ロン・クロップは、小柄な老人で、おれたちには面倒見がよかった。怒りだすと、手がつけられなかったけど。
ロン・クロップに、おれたちが死んだことを言って、WRFの書類が例の銀行の地下金庫にあるといってほしい。
そして、ジムがオリオンを助けることを望んでいたと言ってほしい」
「何の書類だ?」
「ああ、レアメタルの埋蔵場所だ」
「レアメタル?」
「おれも詳しく知らないが、金より高価な金属らしい。それを、WRFという組織が、タンザニアの役人に賄賂を渡して密かに調べたようだ。

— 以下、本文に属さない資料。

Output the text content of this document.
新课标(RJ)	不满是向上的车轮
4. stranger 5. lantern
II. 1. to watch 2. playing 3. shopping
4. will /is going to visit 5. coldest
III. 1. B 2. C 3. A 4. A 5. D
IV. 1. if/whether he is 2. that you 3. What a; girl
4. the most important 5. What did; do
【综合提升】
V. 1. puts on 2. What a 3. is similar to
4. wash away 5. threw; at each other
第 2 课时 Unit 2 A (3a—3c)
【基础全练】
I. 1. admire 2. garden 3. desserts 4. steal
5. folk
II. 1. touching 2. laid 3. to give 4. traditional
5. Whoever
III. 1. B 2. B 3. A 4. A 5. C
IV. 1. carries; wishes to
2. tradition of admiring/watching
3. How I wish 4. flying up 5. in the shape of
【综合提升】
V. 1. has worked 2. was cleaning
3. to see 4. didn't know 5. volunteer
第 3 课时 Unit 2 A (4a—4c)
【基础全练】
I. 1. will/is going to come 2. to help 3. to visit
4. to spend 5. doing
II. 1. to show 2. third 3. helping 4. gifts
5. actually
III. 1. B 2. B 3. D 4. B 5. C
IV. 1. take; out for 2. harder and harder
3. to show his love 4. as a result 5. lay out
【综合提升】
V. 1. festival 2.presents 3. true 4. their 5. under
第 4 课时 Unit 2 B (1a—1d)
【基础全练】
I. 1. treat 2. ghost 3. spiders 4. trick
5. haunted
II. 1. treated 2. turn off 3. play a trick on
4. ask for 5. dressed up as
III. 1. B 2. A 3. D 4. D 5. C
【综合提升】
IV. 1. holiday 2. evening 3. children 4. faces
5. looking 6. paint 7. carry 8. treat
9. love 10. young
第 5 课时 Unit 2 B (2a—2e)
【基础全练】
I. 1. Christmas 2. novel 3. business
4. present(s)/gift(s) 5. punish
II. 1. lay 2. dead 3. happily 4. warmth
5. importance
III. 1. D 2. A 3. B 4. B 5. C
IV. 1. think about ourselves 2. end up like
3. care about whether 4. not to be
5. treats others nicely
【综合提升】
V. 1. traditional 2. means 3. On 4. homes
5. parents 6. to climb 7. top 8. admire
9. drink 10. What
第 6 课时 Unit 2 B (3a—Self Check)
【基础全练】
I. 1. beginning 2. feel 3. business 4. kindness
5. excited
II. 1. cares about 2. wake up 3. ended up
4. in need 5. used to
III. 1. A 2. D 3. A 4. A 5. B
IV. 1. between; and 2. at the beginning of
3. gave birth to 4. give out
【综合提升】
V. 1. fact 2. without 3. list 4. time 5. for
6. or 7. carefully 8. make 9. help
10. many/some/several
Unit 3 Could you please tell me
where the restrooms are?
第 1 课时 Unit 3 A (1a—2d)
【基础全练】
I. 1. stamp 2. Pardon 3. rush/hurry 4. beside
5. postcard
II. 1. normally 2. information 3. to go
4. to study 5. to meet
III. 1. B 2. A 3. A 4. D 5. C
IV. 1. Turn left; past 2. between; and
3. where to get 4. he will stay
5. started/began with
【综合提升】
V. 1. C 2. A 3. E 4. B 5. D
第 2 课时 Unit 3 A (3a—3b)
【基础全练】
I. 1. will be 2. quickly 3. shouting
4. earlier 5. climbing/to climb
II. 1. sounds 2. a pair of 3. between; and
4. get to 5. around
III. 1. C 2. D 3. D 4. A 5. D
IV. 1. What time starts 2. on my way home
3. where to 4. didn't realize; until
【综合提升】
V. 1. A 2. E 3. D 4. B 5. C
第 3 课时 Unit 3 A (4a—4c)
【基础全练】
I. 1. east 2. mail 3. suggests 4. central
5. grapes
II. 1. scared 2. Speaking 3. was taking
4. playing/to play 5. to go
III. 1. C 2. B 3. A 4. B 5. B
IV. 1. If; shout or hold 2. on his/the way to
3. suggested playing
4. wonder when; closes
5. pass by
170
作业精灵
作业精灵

WRFとは、もっともらしい名前だが、鉱山を見つけて高く売りつける組織だ」
「ロン・クロップは、どんな人なんだ?」
「表向きは探偵をしているが、そういう情報を盗みだして、他に売りさばくプロだ。
売れた金の三分の一をおれたちが貰うことになっていた」
「その金で、オリオンの治療をするつもりだったのか?」
ジムは悲しそうな顔をして、シーラじいさんを見た。
「これを最後にして、まっとうな生活をするつもりだった」
「いや、いいんだ。おまえは、人生は何回もやりなおすことができるということを証明しようとしていたんだ」
ジムの目からまた涙がこぼれ、頬を伝った。
「シーラじいさん、ボスはどんな人なんだ」
「いや、わしも知らないんだが、聞いたところでは、イルカの何百倍という大きさがあると言っていたが」
そのとき、ジムががっくり首を垂れた。
「ジム、しっかりしろ!」シーラじいさんは大きな声を上げた。
見守っていた調査官の中から、最初に会った者が言った。
「私たちが、運びましょうか」
「そうしてくれるか」
「了解しました。おまえたちは運んでくれ。他の者は、子供の捜索に回れ」
4頭が救助に当たった。一頭が下から支え、他の者が両脇と後ろから押すようにして進んだ。
他の者は、それを見届けてから、捜索の準備にかかった。
シーラじいさんは、船が沈没した場所を聞かれた。もう一度そのあたりを捜索するという。もうジムを運ぶ調査官たちは見えなくなっていた。